D'un mouvement de queue gracieux, elle nageait vers de nouveaux horizons, prête pour les rencontres insolites qui s'offriraient à elle. Elle était enthousiaste à l'idée de découvrir d'autres êtres vivants, différents de ceux qu'elle connaissait. Effectuant une danse parmi les flots, elle avançait le sourire aux lèvres portée par l'eau dans un mouvement fluide. Elle fut surprise de ne rencontrer personne. Cela faisait des heures qu'elle se mouvait dans l'onde.

Quelques oiseaux curieux la survolèrent puis s'en allèrent comme ils étaient venus. Elle était si lasse que lorsque le soleil rougeoyant atteignit l'horizon, elle décida de faire une halte pour la nuit. Des dauphins décrivaient au loin des cercles d'un air joyeux. Ils s'élançaient dans les airs pour faire des pirouettes amusantes.

Elle atteignit le rivage : c'était une île verdoyante remplie d'oiseaux exotiques et multicolores.

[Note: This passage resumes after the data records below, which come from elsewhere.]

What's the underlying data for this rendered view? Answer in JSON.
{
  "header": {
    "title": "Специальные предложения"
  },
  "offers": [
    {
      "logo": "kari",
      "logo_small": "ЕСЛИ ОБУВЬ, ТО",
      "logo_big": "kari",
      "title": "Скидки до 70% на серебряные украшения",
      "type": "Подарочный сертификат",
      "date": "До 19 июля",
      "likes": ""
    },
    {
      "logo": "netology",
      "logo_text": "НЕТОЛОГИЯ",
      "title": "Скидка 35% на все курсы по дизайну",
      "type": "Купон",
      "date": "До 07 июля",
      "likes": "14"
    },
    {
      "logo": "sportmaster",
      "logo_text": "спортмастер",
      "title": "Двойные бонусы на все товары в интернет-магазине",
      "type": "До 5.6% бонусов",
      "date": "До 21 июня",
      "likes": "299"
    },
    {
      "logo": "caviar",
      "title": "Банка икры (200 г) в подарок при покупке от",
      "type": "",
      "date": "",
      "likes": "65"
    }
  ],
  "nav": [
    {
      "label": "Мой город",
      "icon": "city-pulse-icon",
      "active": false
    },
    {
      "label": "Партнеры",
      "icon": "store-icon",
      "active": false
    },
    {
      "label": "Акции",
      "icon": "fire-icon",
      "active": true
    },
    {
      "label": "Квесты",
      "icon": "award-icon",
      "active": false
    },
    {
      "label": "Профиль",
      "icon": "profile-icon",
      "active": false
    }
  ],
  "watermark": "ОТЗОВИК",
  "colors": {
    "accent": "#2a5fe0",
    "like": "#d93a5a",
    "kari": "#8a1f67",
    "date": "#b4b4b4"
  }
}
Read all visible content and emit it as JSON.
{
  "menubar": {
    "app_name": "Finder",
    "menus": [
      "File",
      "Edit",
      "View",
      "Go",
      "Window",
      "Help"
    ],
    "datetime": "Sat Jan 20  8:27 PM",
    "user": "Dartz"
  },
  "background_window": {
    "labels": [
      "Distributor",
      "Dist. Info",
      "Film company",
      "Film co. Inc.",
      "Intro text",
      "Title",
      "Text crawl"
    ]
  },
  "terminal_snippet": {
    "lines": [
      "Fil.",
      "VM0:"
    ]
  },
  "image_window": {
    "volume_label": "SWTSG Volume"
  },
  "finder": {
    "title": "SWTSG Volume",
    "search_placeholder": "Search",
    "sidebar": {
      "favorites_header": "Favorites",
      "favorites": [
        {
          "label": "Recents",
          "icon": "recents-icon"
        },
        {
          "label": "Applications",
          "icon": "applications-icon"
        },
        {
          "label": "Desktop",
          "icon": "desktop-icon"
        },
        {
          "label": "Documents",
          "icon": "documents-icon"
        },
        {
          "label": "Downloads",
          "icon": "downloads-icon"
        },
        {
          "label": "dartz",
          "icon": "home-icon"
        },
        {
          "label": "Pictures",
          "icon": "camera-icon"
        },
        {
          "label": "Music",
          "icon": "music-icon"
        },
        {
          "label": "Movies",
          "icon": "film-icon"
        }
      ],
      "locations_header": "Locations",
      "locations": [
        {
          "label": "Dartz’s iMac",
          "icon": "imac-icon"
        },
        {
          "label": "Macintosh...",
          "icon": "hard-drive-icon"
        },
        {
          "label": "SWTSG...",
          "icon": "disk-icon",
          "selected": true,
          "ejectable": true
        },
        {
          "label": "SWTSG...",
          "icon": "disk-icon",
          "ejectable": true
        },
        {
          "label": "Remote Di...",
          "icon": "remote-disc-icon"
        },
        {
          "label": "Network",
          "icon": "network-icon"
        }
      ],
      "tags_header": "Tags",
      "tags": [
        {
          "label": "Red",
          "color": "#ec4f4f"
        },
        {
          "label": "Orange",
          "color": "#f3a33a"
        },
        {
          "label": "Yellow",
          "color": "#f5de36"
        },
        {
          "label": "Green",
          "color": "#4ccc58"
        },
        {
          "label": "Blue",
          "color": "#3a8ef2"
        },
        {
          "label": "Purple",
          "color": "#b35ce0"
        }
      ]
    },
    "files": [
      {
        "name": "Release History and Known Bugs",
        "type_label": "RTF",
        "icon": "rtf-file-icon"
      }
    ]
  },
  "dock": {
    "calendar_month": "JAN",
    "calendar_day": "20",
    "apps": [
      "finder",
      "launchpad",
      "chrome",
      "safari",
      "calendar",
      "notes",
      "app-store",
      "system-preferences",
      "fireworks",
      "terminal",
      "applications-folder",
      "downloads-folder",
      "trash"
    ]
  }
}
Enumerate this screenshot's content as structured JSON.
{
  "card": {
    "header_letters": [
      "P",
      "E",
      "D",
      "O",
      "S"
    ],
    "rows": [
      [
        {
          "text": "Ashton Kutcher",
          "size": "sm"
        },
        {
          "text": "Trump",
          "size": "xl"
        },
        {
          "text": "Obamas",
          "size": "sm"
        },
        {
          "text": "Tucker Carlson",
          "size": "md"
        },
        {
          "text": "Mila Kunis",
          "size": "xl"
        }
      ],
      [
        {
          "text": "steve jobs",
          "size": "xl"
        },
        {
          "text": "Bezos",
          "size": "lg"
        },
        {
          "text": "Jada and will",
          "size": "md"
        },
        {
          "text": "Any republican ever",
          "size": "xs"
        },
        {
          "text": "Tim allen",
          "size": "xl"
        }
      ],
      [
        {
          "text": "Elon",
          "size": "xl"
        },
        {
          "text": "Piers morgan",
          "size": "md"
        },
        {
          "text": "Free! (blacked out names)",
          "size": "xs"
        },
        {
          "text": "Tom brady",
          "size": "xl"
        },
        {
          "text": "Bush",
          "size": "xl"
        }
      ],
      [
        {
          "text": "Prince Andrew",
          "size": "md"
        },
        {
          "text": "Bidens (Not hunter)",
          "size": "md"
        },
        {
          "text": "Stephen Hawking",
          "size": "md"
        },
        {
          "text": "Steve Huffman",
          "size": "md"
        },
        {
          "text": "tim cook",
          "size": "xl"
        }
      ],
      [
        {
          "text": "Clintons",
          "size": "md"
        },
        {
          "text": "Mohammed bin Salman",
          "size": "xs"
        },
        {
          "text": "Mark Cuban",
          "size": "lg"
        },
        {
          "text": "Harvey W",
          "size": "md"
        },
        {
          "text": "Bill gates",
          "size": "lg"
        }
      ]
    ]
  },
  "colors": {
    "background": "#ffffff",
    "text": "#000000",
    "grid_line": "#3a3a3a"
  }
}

Elle repéra une grotte à demi-immergée dont l'ombre rafraîchissante était bienvenue. Elle plongea plusieurs fois à la recherche de coquillages et d'algues, son repas préféré.

À l'intérieur de l'antre, pas de traces d'animaux, pas d'odeur suspecte, rien ne l'effrayait. C'était le lieu idéal pour passer la nuit. Elle s'avança plus profondément, trouva des feuilles sèches dont elle se fit un tapis. Le calme régnait dans cet endroit. Quelques gouttes fines s'écoulaient du plafond rocheux et s'écrasaient sur le sol en pierre. Ploc ! Ploc ! Ploc ! Elle but directement cette eau fraîche et désaltérante.

Le sommeil la surprit, à peine allongée. Elle s'endormit.